In early 2010, National Parks opened their doors to those carrying concealed firearms. Naturally, the Brady Campaign went nuts and started prognosticating about the trees of liberty being refreshed with not so metaphorical blood of patriots. Now, over one year later, a Freedom of Information Act request submitted by Herschel Smith has the hard and fast facts about reported crimes in our nation’s parks. And I have to say, the numbers don’t look good for the Brady bunch.
That’s not to say the numbers are outstanding, but they don’t definitively support the Brady campaign’s statements that “The Bush Administration’s last-minute gift to the gun lobby, allowing concealed semiautomatic weapons in national parks, jeopardizes the safety of park visitors in violation of federal law.” If their hypothesis were correct, then we would expect to see a jump in violent crime in National Parks. On the contrary, the total number seems to be remaining pretty stagnant.
This graph breaks out all of the major offenses recorded by the Parks Service for the years 1995-2010. Overall there is a definite downward trend , but larceny (petty theft) accounts for so much of the total major offenses that it masks the trends of the “violent” offenses.
This graph shows only the “violent” offenses reported through the FOIA documents. Aggravated Assault, Rape, Kidnapping and Homicide all show a slight to moderate increase over the previous year, but given the fairly regular ups and downs in the past trends for these crimes they don’t seem necessarily uncharacteristic.
I wanted to show this graph next to the national numbers, but I couldn’t find the crime statistics for 2010. All of those offences are nowhere near their 1995 numbers, and despite the population growing something like 17% the raw numbers have been either stagnant or trending downwards pretty regularly (indicating that park safety has increased greatly over that of the 1990’s).

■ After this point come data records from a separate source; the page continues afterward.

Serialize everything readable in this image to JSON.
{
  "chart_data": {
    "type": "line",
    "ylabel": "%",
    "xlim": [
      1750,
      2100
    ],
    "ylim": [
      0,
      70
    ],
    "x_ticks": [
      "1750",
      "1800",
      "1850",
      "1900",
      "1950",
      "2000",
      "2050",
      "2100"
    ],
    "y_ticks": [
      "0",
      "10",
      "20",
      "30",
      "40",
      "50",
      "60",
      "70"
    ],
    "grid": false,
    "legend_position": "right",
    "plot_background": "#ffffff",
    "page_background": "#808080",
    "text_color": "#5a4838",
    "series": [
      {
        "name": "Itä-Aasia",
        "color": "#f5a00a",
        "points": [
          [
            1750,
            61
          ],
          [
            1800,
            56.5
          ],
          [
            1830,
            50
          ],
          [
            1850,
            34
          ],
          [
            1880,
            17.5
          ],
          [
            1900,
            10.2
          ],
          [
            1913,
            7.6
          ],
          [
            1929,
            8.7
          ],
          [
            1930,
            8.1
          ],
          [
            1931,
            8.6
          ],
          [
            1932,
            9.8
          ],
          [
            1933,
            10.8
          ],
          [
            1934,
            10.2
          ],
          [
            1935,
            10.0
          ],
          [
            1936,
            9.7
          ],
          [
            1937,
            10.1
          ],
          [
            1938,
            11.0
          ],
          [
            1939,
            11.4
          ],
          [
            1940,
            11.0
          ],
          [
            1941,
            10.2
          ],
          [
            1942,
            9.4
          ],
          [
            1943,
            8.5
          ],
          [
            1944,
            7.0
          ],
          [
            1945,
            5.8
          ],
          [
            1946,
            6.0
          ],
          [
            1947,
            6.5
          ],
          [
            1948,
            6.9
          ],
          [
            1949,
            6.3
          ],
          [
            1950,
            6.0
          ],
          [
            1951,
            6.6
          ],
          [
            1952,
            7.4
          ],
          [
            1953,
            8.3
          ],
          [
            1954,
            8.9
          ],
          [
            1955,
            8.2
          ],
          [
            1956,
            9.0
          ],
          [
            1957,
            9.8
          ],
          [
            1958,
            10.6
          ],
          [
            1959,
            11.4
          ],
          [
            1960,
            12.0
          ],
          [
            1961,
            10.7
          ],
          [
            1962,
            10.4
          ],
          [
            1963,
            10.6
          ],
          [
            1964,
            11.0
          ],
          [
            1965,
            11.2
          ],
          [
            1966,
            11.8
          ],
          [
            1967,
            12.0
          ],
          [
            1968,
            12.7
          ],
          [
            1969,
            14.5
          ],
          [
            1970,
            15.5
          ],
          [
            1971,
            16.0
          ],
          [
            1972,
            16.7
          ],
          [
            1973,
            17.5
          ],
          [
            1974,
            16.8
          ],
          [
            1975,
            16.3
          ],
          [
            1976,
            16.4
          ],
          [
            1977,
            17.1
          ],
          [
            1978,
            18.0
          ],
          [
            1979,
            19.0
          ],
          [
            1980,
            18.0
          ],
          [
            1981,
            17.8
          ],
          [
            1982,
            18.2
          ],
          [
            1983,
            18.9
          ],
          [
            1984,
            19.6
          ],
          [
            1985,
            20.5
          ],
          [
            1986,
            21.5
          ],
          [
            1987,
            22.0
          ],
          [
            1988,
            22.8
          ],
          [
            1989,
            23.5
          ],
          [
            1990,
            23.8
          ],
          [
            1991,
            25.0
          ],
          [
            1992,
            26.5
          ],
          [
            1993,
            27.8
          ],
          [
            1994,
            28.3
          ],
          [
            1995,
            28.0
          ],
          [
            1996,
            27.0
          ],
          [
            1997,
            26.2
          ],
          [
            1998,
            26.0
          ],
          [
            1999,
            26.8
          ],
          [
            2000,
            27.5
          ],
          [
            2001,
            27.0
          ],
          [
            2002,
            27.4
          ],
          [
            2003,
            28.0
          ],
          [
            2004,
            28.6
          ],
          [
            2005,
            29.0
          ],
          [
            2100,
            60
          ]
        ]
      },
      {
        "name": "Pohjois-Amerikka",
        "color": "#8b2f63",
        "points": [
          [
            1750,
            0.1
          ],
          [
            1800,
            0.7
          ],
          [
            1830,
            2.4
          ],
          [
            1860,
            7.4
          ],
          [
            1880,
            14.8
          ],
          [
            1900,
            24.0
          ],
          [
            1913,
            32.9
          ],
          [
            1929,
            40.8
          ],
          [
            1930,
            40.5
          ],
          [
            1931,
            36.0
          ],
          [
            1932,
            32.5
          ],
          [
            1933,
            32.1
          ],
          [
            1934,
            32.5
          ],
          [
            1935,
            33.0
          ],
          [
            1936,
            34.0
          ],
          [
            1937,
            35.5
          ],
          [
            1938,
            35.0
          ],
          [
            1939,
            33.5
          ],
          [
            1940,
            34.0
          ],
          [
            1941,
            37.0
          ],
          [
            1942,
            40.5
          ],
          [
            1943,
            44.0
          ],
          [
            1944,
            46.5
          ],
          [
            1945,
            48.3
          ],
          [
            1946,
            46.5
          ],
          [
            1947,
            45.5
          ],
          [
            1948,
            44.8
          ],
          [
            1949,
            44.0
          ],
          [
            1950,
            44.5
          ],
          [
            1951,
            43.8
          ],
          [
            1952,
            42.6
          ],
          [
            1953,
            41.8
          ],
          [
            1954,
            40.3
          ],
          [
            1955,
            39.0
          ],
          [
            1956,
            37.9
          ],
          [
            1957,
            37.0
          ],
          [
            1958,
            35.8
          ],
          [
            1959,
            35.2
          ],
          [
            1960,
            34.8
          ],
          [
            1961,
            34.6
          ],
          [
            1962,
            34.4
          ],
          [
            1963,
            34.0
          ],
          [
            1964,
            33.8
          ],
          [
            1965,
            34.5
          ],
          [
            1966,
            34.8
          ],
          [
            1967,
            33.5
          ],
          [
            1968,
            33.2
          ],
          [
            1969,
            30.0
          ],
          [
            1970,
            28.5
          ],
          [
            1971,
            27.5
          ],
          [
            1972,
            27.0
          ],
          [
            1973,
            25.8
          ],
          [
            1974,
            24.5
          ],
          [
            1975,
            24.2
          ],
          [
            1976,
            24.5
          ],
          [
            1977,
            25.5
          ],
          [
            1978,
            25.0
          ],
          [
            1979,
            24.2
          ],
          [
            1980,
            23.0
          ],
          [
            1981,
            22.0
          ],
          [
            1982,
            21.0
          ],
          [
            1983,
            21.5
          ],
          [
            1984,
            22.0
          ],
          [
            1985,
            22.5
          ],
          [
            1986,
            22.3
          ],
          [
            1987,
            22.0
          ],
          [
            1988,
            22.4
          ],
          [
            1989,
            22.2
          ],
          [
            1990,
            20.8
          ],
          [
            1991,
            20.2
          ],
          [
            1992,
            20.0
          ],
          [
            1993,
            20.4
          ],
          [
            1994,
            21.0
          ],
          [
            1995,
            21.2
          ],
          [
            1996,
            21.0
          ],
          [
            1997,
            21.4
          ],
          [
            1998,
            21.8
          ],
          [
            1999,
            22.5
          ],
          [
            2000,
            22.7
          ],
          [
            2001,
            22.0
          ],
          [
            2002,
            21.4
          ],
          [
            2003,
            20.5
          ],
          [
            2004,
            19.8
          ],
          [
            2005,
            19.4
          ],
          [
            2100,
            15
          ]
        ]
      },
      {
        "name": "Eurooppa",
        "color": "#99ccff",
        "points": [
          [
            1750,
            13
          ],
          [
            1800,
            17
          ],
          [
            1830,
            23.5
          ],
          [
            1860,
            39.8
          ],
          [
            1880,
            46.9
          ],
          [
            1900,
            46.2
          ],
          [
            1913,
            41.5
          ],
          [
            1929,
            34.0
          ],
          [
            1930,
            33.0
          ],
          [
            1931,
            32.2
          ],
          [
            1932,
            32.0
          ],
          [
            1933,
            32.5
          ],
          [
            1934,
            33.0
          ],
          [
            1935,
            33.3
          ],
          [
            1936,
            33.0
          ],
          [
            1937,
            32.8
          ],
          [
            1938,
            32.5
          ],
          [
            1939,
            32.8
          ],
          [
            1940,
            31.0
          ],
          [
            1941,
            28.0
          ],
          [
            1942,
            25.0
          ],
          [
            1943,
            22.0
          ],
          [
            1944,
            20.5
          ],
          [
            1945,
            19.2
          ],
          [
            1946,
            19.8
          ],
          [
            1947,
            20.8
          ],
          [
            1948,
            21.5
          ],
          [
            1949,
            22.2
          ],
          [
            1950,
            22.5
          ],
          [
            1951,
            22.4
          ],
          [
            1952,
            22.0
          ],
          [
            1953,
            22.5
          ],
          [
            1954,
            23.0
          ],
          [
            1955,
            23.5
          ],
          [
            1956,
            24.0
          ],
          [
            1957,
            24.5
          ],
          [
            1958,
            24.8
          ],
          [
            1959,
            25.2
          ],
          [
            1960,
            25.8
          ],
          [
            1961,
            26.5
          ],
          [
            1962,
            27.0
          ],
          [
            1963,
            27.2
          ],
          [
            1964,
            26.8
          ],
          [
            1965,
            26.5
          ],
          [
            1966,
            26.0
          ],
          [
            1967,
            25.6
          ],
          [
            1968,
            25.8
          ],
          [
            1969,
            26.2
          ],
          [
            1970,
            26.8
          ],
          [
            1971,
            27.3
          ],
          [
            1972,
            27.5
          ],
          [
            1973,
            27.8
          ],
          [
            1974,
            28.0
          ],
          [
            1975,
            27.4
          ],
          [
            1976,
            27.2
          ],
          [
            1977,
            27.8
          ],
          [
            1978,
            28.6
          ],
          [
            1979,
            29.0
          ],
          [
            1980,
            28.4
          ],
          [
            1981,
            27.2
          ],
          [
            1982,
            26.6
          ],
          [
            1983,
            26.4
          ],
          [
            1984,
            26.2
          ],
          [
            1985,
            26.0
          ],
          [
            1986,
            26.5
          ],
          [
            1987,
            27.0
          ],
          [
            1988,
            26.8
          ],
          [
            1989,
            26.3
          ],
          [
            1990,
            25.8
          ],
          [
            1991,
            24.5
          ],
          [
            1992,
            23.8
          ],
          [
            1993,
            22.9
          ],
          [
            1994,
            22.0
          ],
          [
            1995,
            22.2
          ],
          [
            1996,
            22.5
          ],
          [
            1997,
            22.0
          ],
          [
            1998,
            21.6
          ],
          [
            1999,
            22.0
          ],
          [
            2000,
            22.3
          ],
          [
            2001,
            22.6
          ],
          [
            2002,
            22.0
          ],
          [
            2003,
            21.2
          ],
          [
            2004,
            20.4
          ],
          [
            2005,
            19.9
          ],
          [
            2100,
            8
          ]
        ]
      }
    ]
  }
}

The numbers are up compared to last year (yet still generally within the error bars compared to previous years), but that doesn’t necessarily prove causation between letting concealed weapons into parks and blood on the trails. Mr. Smith has an interesting analysis on that matter.
It [the numbers] doesn’t show what Henigan [Brady Campaign] wants it to. In fact, our national parks are not less safe than they were prior to 2010 when firearms were made legal. And I did research most of the homicides (through local news accounts) and they mostly have to do with situation-specific (and sometimes bizarre) incidents involving individuals who had no right to carry a firearms anywhere because they were convicted felons, or prisoners on the run, or other such exigencies. Not one incident that I researched had to do with an otherwise law-abiding citizen who suddenly went berserk because he had a gun in a national park.
In terms of statistics alone, it’s too early to tell definitively whether allowing concealed weapons in National Parks has made any changes to the “safety” of those parks. All we can tell for sure is that so far there have been no “mass shootings” in National parks, no one has “gone berserk” because they have a gun, and homicides don’t seem to be being perpetrated by CCW holders. In other words, exactly what we’ve seen with other recent “shall issue” converts.
On the other hand, as Mr. Smith notes, there has been at least one recorded instance of a hiker’s life being saved by a concealed pistol after he was attacked by a bear.